Afrika'yı tanımlamaya yönelik kara kıta, aşırı yoksulluk, kuraklık ve sefalet gibi kıta ile adeta özdeşleştirilen bu tanımlamalar ve zamanla bu tanımlamaların zihinde oluşturduğu algılar ülkenin dış politikadaki yönelişlerinde de etkili olmuştur. Ancak bu tanımlamalar Türkiye'nin dış dünya ile tarihsel tecrübesinden kaynaklanan izleniminin doğal bir sonucu olarak dışa vurulmuş hali değil aksine Avrupa'nın Afrika'ya yönelik tutum ve görüşlerinin bizlerce ithal edilmesi suretiyle bir projeksiyon olarak kıtaya yansıtılmasıdır. 20.yy'ın ortalarına doğru Afrika ülkelerinin bağımsızlıklarını kazanamaya başlamasıyla birlikte bu hâkim anlatıya karşı itirazlar getirilmiş ve Afrikalıların kendi imajlarını yeniden ayarlaması ve özgünlüklerini yenilemesi gerektiği düşüncesi savunulmuştur. Bu manada Türkiye'nin Afrika'ya yönelik oluşturmaya çalıştığı ilişki formu ve söylemleri esasen Afrika'nın tarihsel gerçekliğiyle örtüştüğü oranda kalıcı ve etkili olabilecektir. Türkiye'nin kıtaya yönelik yaklaşımını özetleyen “Afrika sorunlarına Afrika çözümleri” felsefenin sacayaklarından birini bu gerçeklik oluşturmaktadır.
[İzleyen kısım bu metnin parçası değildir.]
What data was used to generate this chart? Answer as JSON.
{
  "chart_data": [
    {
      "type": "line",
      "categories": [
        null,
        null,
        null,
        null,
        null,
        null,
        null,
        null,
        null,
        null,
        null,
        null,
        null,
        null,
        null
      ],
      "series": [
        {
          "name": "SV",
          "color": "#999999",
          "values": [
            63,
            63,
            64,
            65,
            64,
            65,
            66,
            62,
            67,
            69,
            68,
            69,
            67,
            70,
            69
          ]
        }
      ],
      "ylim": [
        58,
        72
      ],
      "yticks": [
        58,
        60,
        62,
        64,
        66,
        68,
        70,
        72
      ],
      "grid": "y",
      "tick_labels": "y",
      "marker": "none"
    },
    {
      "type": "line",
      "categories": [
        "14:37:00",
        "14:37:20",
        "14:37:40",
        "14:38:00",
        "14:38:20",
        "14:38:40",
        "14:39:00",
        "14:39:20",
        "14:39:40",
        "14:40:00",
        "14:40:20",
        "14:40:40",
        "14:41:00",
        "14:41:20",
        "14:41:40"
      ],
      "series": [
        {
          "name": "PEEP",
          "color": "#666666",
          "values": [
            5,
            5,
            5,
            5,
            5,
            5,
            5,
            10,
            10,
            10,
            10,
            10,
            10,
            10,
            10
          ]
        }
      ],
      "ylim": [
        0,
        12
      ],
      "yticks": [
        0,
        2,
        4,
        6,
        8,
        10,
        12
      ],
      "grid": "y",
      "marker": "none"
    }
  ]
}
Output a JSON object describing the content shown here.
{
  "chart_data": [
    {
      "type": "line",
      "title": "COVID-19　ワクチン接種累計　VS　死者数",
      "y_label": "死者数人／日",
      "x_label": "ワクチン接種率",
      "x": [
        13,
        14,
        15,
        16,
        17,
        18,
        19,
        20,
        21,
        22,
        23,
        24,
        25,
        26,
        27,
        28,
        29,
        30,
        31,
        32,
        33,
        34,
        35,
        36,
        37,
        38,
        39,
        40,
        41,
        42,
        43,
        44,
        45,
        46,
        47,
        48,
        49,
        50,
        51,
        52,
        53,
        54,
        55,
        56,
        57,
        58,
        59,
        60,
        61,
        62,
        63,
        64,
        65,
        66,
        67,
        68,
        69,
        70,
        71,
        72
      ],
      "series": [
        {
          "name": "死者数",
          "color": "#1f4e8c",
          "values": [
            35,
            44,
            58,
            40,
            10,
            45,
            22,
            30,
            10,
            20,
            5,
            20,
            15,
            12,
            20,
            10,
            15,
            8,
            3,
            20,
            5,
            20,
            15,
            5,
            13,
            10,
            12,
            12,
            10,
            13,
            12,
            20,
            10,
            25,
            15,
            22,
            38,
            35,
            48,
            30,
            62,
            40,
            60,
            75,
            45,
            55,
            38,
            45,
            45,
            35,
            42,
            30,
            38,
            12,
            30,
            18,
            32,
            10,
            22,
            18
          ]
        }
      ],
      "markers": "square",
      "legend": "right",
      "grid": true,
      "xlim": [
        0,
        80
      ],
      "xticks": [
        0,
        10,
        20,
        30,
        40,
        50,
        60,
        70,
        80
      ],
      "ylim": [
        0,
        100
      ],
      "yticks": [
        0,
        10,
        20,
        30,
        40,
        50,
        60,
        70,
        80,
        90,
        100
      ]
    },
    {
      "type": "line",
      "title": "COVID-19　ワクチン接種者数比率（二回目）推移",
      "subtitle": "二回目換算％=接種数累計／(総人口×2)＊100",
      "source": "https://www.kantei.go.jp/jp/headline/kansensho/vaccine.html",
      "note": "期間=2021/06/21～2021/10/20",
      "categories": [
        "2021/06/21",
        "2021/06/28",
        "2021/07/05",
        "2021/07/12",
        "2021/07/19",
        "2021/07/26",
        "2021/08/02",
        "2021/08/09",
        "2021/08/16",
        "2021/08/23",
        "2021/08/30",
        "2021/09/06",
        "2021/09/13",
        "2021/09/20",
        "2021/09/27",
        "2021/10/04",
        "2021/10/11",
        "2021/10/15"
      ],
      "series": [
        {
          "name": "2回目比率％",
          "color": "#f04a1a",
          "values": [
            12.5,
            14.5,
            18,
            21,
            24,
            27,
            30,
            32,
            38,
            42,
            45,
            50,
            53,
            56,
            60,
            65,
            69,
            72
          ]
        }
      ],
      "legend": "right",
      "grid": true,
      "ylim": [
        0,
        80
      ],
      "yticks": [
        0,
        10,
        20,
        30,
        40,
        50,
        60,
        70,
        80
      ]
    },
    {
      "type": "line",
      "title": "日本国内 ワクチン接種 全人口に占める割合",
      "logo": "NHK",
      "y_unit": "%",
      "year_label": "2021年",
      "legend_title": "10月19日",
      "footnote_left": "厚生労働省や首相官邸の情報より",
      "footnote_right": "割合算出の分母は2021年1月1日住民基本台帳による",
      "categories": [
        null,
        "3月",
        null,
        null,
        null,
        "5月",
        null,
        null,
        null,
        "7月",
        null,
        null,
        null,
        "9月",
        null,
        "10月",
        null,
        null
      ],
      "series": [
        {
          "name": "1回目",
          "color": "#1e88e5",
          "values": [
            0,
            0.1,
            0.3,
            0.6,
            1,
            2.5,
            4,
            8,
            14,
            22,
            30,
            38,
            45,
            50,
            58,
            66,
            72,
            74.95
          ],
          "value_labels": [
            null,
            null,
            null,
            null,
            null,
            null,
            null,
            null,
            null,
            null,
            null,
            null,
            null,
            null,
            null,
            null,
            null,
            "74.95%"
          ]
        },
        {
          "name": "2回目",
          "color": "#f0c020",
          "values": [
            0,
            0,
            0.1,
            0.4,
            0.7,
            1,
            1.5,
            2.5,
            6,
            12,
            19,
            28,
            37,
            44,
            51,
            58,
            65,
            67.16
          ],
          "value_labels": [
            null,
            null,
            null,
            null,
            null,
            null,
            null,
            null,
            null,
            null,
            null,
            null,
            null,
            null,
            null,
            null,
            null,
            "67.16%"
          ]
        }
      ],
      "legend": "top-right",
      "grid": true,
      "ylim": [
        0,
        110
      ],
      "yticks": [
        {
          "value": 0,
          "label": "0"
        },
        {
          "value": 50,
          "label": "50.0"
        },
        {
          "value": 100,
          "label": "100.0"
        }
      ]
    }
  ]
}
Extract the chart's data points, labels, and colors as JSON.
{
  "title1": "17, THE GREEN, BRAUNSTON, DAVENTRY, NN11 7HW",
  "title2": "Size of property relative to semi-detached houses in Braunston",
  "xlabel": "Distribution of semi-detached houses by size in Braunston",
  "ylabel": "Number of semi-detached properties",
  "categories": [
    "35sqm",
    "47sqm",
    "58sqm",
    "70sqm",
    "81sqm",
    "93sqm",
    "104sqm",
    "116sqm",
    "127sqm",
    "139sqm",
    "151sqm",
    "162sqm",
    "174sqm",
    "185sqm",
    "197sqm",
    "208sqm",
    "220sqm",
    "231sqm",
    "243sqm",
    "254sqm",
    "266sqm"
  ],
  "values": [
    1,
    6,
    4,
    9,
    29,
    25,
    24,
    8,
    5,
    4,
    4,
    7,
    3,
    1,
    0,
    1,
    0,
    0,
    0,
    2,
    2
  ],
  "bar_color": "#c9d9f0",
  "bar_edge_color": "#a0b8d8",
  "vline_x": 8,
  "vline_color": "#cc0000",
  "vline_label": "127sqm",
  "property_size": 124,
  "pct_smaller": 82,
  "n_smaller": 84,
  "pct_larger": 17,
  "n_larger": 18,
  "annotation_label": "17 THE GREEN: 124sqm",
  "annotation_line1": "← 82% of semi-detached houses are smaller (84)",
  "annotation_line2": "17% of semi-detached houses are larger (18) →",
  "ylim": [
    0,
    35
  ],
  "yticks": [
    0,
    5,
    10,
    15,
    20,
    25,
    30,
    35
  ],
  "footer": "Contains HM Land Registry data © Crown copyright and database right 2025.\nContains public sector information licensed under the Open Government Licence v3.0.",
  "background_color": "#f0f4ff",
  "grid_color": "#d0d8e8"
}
Bu da en temelde Afrika'ya yönelik başta Dışişleri Bakanlığı olmak üzere bölgede faaliyet gösteren TİKA, Maarif Vakfı, Yunus Emre Enstitüsü ve YTB gibi devlet kurumları ve de sivil yapılanmalar aracılığıyla aktarılan Afrika imajının Afrika'nın gerçekleriyle uyuşmasına bağlı olacaktır.